La guillotine, l’emblème de la Révolution française, était un dispositif conçu pour décapiter rapidement les individus avec une grande lame tombante. Bien que souvent associée aux révolutionnaires français du 18e siècle, elle est restée en usage en France jusqu’à la fin du 20e siècle, la dernière exécution ayant eu lieu en 1977. Cette méthode d’exécution, adoptée pour sa rapidité et prétendue humanité, a toujours suscité des questions sur la douleur et la conscience après la décapitation. Mais était-ce une méthode d’exécution douloureuse ?

Origines et usage de la guillotine

La guillotine, une invention révolutionnaire du 18e siècle, fut conçue pour remplacer les méthodes d’exécution plus barbares de l’époque. Adoptée par l’Assemblée nationale française en 1792, elle était présentée comme une solution rapide et « humaine » pour mettre fin à la vie des condamnés. Le Dr Joseph-Ignace Guillotin, fervent défenseur de cette machine, la vantait pour sa capacité à provoquer une mort quasi instantanée et indolore. Son objectif était de garantir une fin plus digne aux personnes condamnées à mort.

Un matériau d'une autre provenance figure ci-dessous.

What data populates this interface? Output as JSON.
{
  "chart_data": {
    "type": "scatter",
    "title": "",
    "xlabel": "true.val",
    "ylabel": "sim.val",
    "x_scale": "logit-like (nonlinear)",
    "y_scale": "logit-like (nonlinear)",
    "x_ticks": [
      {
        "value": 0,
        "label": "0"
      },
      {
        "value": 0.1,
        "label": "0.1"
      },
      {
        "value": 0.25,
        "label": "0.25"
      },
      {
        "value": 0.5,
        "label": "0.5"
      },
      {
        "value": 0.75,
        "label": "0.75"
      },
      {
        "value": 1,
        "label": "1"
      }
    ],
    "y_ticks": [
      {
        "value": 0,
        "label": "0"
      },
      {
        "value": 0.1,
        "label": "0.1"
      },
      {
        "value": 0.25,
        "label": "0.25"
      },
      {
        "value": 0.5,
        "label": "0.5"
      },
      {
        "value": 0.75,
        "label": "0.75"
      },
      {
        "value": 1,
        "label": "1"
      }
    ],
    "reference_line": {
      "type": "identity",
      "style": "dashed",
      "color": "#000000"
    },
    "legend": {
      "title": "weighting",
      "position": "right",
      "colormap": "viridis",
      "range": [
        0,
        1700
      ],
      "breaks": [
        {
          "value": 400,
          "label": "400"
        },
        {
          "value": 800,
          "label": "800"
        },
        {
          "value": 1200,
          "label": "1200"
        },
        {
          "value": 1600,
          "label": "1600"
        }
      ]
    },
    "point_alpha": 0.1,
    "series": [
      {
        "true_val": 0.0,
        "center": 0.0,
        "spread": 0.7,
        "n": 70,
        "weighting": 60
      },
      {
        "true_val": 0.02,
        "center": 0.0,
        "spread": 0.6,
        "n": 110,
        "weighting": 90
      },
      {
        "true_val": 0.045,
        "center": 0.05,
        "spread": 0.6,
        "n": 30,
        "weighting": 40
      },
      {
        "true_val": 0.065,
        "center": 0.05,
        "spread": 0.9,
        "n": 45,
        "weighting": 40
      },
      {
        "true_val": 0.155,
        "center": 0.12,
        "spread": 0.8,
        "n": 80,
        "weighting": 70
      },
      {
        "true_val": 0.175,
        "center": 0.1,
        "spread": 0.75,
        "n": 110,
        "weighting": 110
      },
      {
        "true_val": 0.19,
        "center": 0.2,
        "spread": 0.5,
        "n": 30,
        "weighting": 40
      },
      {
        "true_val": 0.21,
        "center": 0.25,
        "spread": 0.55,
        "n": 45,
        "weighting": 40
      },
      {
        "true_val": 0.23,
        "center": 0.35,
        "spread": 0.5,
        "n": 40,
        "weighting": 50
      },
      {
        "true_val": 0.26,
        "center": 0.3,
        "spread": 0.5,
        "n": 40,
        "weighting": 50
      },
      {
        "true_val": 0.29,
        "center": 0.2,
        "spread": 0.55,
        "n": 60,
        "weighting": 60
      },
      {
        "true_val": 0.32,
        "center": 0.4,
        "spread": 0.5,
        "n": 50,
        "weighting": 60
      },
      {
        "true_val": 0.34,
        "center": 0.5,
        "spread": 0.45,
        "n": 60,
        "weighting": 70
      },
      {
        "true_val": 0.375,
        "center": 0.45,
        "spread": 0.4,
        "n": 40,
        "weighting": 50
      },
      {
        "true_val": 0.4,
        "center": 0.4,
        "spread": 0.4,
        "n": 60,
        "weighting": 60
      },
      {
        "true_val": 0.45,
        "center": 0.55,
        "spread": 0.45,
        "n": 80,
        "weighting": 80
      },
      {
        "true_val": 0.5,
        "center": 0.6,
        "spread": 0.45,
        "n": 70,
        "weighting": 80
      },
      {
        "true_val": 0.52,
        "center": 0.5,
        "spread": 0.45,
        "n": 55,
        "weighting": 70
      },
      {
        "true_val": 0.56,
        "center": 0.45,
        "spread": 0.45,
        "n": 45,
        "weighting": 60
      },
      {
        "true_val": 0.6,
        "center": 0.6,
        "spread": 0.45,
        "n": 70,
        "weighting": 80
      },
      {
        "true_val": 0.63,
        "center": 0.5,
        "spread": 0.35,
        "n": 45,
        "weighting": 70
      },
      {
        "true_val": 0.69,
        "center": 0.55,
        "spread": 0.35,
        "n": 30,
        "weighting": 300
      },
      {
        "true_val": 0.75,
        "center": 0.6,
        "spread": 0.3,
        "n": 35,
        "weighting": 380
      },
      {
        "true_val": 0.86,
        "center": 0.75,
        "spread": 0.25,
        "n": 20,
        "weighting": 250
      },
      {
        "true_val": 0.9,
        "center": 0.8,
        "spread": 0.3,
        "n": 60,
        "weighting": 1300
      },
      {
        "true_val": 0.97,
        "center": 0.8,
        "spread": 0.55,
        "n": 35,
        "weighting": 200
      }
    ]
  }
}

Cependant, malgré les affirmations du Dr Guillotin, des récits anecdotiques ont persisté, suggérant que la décapitation par guillotine pouvait laisser une forme de conscience résiduelle. L’une des histoires les plus célèbres remonte à 1905, lorsque le Dr Jacques Beaurieux assista à une exécution à Paris. Après la décapitation, il prétendit avoir observé des mouvements oculaires et des tremblements des lèvres chez la tête coupée du criminel. Ces observations laissaient supposer que la tête pouvait encore ressentir ou réagir après avoir été séparée du corps.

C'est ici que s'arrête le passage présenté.